- Arpalı Location in Turkey
- Coordinates: 40°22′N 40°10′E﻿ / ﻿40.367°N 40.167°E
- Country: Turkey
- Province: Bayburt
- District: Bayburt

Government
- • Mayor: Abdurrahman Polattimur (AKP)
- Area: 25 km^{2} (10 sq mi)
- Elevation: 1,538 m (5,046 ft)
- Population (2021): 2,608
- • Density: 100/km^{2} (270/sq mi)
- Time zone: UTC+3 (TRT)
- Postal code: 69550
- Area code: 0458

= Arpalı =

Arpalı is a town (belde) and municipality in the Bayburt District, Bayburt Province, northeastern Turkey. Its population is 2,608 (2021). Arpali consists of three quarters: Cumhuriyet, Hūrriyet and Çiçekli.

== History ==
The oldest written source about Arpalı is dated at 1516 with the name Niv. In the book Bayburt Province, Prof. Dr. İsmet Miroğlu states that only eight Muslim and 41 Christian soldiers were living at Arpalı in 1516.

== Parks and shops ==
There are a couple of parks in Arpalı, including scenic parks located around the Çoruh River region.
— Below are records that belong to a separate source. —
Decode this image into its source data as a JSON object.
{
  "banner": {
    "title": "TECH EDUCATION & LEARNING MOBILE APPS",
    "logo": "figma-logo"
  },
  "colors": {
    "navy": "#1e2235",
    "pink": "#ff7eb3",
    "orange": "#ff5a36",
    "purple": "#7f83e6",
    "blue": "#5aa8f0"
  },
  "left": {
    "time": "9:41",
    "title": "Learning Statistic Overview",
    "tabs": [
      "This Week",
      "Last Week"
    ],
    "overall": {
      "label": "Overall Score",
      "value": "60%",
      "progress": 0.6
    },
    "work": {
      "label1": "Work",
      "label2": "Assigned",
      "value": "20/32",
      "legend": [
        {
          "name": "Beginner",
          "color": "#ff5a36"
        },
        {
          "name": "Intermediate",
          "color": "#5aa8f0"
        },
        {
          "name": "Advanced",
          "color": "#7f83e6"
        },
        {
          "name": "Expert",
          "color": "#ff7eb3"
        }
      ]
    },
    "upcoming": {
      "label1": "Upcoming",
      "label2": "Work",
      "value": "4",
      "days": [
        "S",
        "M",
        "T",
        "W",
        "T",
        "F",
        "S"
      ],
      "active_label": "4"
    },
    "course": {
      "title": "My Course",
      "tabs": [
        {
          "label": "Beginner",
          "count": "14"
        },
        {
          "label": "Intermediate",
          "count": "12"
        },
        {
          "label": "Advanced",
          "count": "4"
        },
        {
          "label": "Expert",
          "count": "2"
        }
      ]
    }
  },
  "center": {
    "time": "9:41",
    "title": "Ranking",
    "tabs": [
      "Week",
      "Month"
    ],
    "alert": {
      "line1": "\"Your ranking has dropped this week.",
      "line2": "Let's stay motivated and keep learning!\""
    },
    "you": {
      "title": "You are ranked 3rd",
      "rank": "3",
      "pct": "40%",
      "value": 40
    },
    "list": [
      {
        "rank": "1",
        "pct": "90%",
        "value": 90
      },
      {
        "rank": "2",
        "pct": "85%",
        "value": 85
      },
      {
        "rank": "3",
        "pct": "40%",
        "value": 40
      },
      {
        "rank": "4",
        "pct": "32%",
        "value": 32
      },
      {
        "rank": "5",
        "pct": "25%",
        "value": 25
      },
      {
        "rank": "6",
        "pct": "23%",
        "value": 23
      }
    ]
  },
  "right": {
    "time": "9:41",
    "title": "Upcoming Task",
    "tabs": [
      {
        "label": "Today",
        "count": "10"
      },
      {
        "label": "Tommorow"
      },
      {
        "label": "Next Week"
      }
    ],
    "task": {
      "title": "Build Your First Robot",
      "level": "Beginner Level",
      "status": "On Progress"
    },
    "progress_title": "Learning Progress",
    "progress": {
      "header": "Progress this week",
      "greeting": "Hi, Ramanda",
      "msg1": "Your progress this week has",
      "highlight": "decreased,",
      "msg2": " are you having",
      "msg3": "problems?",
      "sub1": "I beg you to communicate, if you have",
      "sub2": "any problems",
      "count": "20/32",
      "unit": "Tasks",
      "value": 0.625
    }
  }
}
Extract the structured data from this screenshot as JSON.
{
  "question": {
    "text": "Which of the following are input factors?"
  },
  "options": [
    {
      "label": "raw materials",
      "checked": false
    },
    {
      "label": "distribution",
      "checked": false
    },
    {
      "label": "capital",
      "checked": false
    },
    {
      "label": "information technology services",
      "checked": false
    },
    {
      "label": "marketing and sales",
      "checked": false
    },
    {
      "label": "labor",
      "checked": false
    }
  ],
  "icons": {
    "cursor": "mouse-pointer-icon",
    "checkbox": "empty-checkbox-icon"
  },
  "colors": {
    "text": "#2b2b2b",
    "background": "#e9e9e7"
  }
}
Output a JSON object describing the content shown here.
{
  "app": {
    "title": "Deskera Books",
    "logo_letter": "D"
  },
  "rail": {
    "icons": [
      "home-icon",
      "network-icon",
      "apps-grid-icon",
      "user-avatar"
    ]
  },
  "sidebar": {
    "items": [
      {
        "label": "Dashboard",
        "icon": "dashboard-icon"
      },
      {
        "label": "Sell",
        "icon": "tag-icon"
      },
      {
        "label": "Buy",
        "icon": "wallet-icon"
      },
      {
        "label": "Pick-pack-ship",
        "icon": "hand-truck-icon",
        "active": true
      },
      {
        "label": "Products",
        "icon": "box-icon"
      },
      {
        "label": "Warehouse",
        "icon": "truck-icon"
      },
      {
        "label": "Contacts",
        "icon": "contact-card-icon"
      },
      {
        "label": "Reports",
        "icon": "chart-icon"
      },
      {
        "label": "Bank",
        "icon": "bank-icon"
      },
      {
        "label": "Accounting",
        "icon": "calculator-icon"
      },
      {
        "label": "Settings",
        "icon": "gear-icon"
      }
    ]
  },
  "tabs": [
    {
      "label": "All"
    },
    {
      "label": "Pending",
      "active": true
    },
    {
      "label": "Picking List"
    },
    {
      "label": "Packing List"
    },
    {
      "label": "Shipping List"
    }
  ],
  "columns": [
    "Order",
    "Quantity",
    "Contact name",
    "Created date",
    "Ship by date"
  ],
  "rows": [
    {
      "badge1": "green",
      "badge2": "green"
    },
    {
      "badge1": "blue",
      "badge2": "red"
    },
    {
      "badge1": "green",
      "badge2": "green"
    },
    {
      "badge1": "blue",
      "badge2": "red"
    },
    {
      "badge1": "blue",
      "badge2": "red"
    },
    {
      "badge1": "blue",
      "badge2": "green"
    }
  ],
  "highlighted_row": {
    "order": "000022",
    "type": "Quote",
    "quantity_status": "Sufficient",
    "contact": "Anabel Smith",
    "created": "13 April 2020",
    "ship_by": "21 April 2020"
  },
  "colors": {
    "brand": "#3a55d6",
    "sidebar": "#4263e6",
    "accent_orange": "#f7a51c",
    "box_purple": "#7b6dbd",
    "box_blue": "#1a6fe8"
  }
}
There are several shops and one mall in Arpalı, and due to transportation availability from Bayburt it is possible to find most basic necessities.

== Education ==
There are no colleges or universities in Arpalı, but there are primary, secondary and high schools.

== Transportation ==
Public transport services exists from Bayburt to Arpalı, it is possible to find a bus every 15 minutes from 8:00 am to 18:00 pm. After 18:00, intercity buses which are going north to Trabzon or Gümüşhane also pass through Arpalı municipality.

== Sports ==

Arpalıspor is one of the best teams in Bayburt province. It consists of mostly local players. Lokman Ergul was the director for a couple of years and during this time the team improved its quality and got successful results at Bayburt league.